BTC’s stability is reflected by the tranquility in the derivatives market and is driven by lower trading activity. This is indicative of a reduction in speculative demand in the largest cryptocurrency by market cap, according to an Arcane Research report.
BTC’s 30-day volatility has sunk to June 2020 levels, the report noted. While the price of BTC is relatively flat, its 30-day volatility level has reached lows seen in 2013, 2015, 2016, 2018, 2019, and 2020.
Therefore, BTC has currently become more stable than gold, the dollar strength index, Nasdaq, and the S&P 500 measured through 5-day volatility.
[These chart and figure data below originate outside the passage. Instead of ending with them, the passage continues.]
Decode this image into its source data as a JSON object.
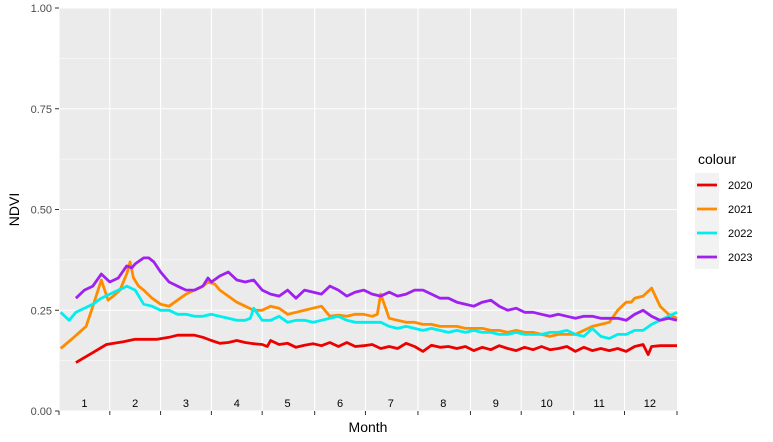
{
  "chart_data": {
    "type": "line",
    "xlabel": "Month",
    "ylabel": "NDVI",
    "ylim": [
      0,
      1
    ],
    "xlim": [
      0,
      365
    ],
    "y_ticks": [
      "0.00",
      "0.25",
      "0.50",
      "0.75",
      "1.00"
    ],
    "y_tick_values": [
      0,
      0.25,
      0.5,
      0.75,
      1.0
    ],
    "x_tick_labels": [
      "1",
      "2",
      "3",
      "4",
      "5",
      "6",
      "7",
      "8",
      "9",
      "10",
      "11",
      "12"
    ],
    "x_tick_label_days": [
      15,
      45,
      75,
      105,
      135,
      166,
      196,
      227,
      258,
      288,
      319,
      349
    ],
    "x_tick_mark_days": [
      0,
      30,
      60,
      90,
      120,
      151,
      181,
      212,
      243,
      273,
      304,
      334
    ],
    "grid": true,
    "legend": {
      "title": "colour",
      "position": "right"
    },
    "series": [
      {
        "name": "2020",
        "color": "#EE0000",
        "x": [
          10,
          20,
          28,
          38,
          45,
          52,
          58,
          65,
          70,
          75,
          80,
          85,
          90,
          95,
          100,
          105,
          110,
          115,
          120,
          123,
          125,
          130,
          135,
          140,
          145,
          150,
          155,
          160,
          165,
          170,
          175,
          180,
          185,
          190,
          195,
          200,
          205,
          210,
          215,
          220,
          225,
          230,
          235,
          240,
          245,
          250,
          255,
          260,
          265,
          270,
          275,
          280,
          285,
          290,
          295,
          300,
          305,
          310,
          315,
          320,
          325,
          330,
          335,
          340,
          345,
          348,
          350,
          355,
          365
        ],
        "y": [
          0.12,
          0.145,
          0.165,
          0.172,
          0.178,
          0.178,
          0.178,
          0.183,
          0.188,
          0.188,
          0.188,
          0.183,
          0.175,
          0.168,
          0.17,
          0.175,
          0.17,
          0.167,
          0.165,
          0.16,
          0.175,
          0.165,
          0.168,
          0.158,
          0.163,
          0.167,
          0.162,
          0.17,
          0.16,
          0.17,
          0.16,
          0.162,
          0.165,
          0.155,
          0.16,
          0.155,
          0.168,
          0.16,
          0.148,
          0.163,
          0.158,
          0.16,
          0.155,
          0.16,
          0.15,
          0.158,
          0.152,
          0.162,
          0.155,
          0.15,
          0.158,
          0.152,
          0.16,
          0.152,
          0.155,
          0.16,
          0.148,
          0.158,
          0.15,
          0.155,
          0.15,
          0.155,
          0.148,
          0.16,
          0.165,
          0.14,
          0.16,
          0.162,
          0.162
        ]
      },
      {
        "name": "2021",
        "color": "#FF8C00",
        "x": [
          1,
          8,
          12,
          16,
          20,
          25,
          29,
          32,
          36,
          40,
          42,
          44,
          47,
          50,
          55,
          60,
          65,
          70,
          75,
          80,
          85,
          88,
          92,
          95,
          100,
          105,
          110,
          115,
          120,
          125,
          130,
          135,
          140,
          145,
          150,
          155,
          160,
          165,
          170,
          175,
          180,
          185,
          188,
          190,
          195,
          200,
          205,
          210,
          215,
          220,
          225,
          230,
          235,
          240,
          245,
          250,
          255,
          260,
          265,
          270,
          275,
          280,
          285,
          290,
          295,
          300,
          305,
          310,
          315,
          320,
          325,
          330,
          335,
          338,
          340,
          345,
          350,
          355,
          360,
          365
        ],
        "y": [
          0.155,
          0.18,
          0.195,
          0.21,
          0.26,
          0.325,
          0.275,
          0.285,
          0.3,
          0.34,
          0.37,
          0.33,
          0.31,
          0.3,
          0.28,
          0.265,
          0.26,
          0.275,
          0.29,
          0.3,
          0.31,
          0.32,
          0.315,
          0.3,
          0.285,
          0.27,
          0.26,
          0.25,
          0.25,
          0.26,
          0.255,
          0.24,
          0.245,
          0.25,
          0.255,
          0.26,
          0.235,
          0.238,
          0.235,
          0.24,
          0.24,
          0.235,
          0.24,
          0.29,
          0.23,
          0.225,
          0.22,
          0.22,
          0.215,
          0.215,
          0.21,
          0.21,
          0.21,
          0.205,
          0.205,
          0.205,
          0.2,
          0.2,
          0.195,
          0.2,
          0.195,
          0.195,
          0.19,
          0.185,
          0.19,
          0.19,
          0.19,
          0.2,
          0.21,
          0.215,
          0.22,
          0.25,
          0.27,
          0.27,
          0.28,
          0.285,
          0.305,
          0.26,
          0.24,
          0.23
        ]
      },
      {
        "name": "2022",
        "color": "#00EEEE",
        "x": [
          1,
          6,
          10,
          15,
          20,
          25,
          30,
          35,
          38,
          40,
          45,
          50,
          55,
          60,
          65,
          70,
          75,
          80,
          85,
          90,
          95,
          100,
          105,
          110,
          113,
          115,
          120,
          125,
          130,
          135,
          140,
          145,
          150,
          155,
          160,
          165,
          170,
          175,
          180,
          185,
          190,
          195,
          200,
          205,
          210,
          215,
          220,
          225,
          230,
          235,
          240,
          245,
          250,
          255,
          260,
          265,
          270,
          275,
          280,
          285,
          290,
          295,
          300,
          305,
          310,
          315,
          320,
          325,
          330,
          335,
          340,
          345,
          350,
          355,
          360,
          365
        ],
        "y": [
          0.245,
          0.225,
          0.245,
          0.255,
          0.265,
          0.28,
          0.29,
          0.3,
          0.305,
          0.31,
          0.3,
          0.265,
          0.26,
          0.25,
          0.25,
          0.24,
          0.24,
          0.235,
          0.235,
          0.24,
          0.235,
          0.23,
          0.225,
          0.225,
          0.23,
          0.255,
          0.225,
          0.225,
          0.235,
          0.22,
          0.225,
          0.225,
          0.22,
          0.225,
          0.23,
          0.235,
          0.225,
          0.22,
          0.22,
          0.22,
          0.22,
          0.21,
          0.205,
          0.21,
          0.205,
          0.2,
          0.205,
          0.2,
          0.195,
          0.2,
          0.195,
          0.2,
          0.195,
          0.195,
          0.19,
          0.19,
          0.195,
          0.19,
          0.19,
          0.19,
          0.195,
          0.195,
          0.2,
          0.19,
          0.185,
          0.205,
          0.185,
          0.18,
          0.19,
          0.19,
          0.2,
          0.2,
          0.215,
          0.225,
          0.235,
          0.245
        ]
      },
      {
        "name": "2023",
        "color": "#A020F0",
        "x": [
          10,
          15,
          20,
          25,
          30,
          35,
          40,
          43,
          45,
          50,
          53,
          56,
          60,
          65,
          70,
          75,
          80,
          85,
          88,
          90,
          95,
          100,
          105,
          110,
          115,
          120,
          125,
          130,
          135,
          140,
          145,
          150,
          155,
          160,
          165,
          170,
          175,
          180,
          185,
          190,
          195,
          200,
          205,
          210,
          215,
          220,
          225,
          230,
          235,
          240,
          245,
          250,
          255,
          260,
          265,
          270,
          275,
          280,
          285,
          290,
          295,
          300,
          305,
          310,
          315,
          320,
          325,
          330,
          335,
          340,
          345,
          350,
          355,
          360,
          365
        ],
        "y": [
          0.28,
          0.3,
          0.31,
          0.34,
          0.32,
          0.33,
          0.36,
          0.355,
          0.365,
          0.38,
          0.38,
          0.37,
          0.345,
          0.32,
          0.31,
          0.3,
          0.3,
          0.31,
          0.33,
          0.32,
          0.335,
          0.345,
          0.325,
          0.32,
          0.325,
          0.3,
          0.29,
          0.285,
          0.3,
          0.28,
          0.3,
          0.295,
          0.29,
          0.31,
          0.3,
          0.285,
          0.295,
          0.3,
          0.29,
          0.285,
          0.295,
          0.285,
          0.29,
          0.3,
          0.3,
          0.29,
          0.28,
          0.28,
          0.27,
          0.265,
          0.26,
          0.27,
          0.275,
          0.26,
          0.25,
          0.255,
          0.245,
          0.245,
          0.24,
          0.235,
          0.24,
          0.235,
          0.23,
          0.235,
          0.235,
          0.23,
          0.23,
          0.23,
          0.225,
          0.24,
          0.25,
          0.235,
          0.225,
          0.23,
          0.225
        ]
      }
    ]
  }
}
Bitcoin’s 5-day volatility has fallen below all of these indexes simultaneously — referred to as “relative volatility compression” — only 5 times in the past. Historically, the relative volatility compression in BTC only lasted for 1-2 days.
The current relative volatility compression event, however, has already sustained for 4 days, setting a record, as per Arcane data. Therefore, the current relative volatility compression is unusual, Arcane remarked.
Apart from the relative volatility compression that took place on Sept. 29 last year, all such events have been historically followed by sharp volatility over the next 30 days. Therefore, there is a high likelihood that Bitcoin may see sharp fluctuations over the coming month.
With the current decline in BTC volatility, the implied volatility of BTC options has also reached an all-time low, Arcane noted. This has made straddle strategies more attractive as investors can “utilize cheap options premiums to position for abrupt market moves,” Arcane said.